Published: 19 July 2018 Publication History

Abstract

Attention is typically used to select informative sub-phrases that are used for prediction. This paper investigates the novel use of attention as a form of feature augmentation, i.e, casted attention. We propose Multi-Cast Attention Networks (MCAN), a new attention mechanism and general model architecture for a potpourri of ranking tasks in the conversational modeling and question answering domains. Our approach performs a series of soft attention operations, each time casting a scalar feature upon the inner word embeddings.

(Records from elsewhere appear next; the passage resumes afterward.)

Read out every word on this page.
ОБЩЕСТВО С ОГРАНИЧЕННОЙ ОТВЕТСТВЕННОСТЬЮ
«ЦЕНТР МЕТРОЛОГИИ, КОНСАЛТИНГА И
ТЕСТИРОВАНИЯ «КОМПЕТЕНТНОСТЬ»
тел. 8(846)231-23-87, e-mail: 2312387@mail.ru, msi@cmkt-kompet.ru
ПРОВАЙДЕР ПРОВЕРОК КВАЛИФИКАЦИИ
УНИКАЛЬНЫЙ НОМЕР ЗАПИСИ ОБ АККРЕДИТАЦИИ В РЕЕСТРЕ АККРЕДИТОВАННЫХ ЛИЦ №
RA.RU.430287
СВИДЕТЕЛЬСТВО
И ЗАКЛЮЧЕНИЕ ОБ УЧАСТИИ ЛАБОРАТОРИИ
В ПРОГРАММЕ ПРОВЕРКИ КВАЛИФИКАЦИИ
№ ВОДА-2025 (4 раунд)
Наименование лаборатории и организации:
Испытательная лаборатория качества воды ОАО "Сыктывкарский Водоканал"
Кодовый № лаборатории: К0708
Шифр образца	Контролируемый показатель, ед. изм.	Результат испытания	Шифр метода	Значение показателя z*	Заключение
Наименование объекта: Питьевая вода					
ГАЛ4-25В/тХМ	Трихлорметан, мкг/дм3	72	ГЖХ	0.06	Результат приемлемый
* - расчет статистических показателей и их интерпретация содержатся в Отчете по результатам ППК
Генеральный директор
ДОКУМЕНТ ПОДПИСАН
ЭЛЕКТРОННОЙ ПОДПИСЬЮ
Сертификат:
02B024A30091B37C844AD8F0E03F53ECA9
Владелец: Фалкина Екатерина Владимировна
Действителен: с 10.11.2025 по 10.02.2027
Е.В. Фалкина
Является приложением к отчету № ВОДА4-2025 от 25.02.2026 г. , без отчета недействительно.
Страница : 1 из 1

The key idea is to provide a real-valued hint (feature) to a subsequent encoder layer and is targeted at improving the representation learning process. There are several advantages to this design, e.g., it allows an arbitrary number of attention mechanisms to be casted, allowing for multiple attention types (e.g., co-attention, intra-attention) and attention variants (e.g., alignment-pooling, max-pooling, mean-pooling) to be executed simultaneously. This not only eliminates the costly need to tune the nature of the co-attention layer, but also provides greater extents of explainability to practitioners. Via extensive experiments on four well-known benchmark datasets, we show that MCAN achieves state-of-the-art performance. On the Ubuntu Dialogue Corpus, MCAN outperforms existing state-of-the-art models by 9%. MCAN also achieves the best performing score to date on the well-studied TrecQA dataset.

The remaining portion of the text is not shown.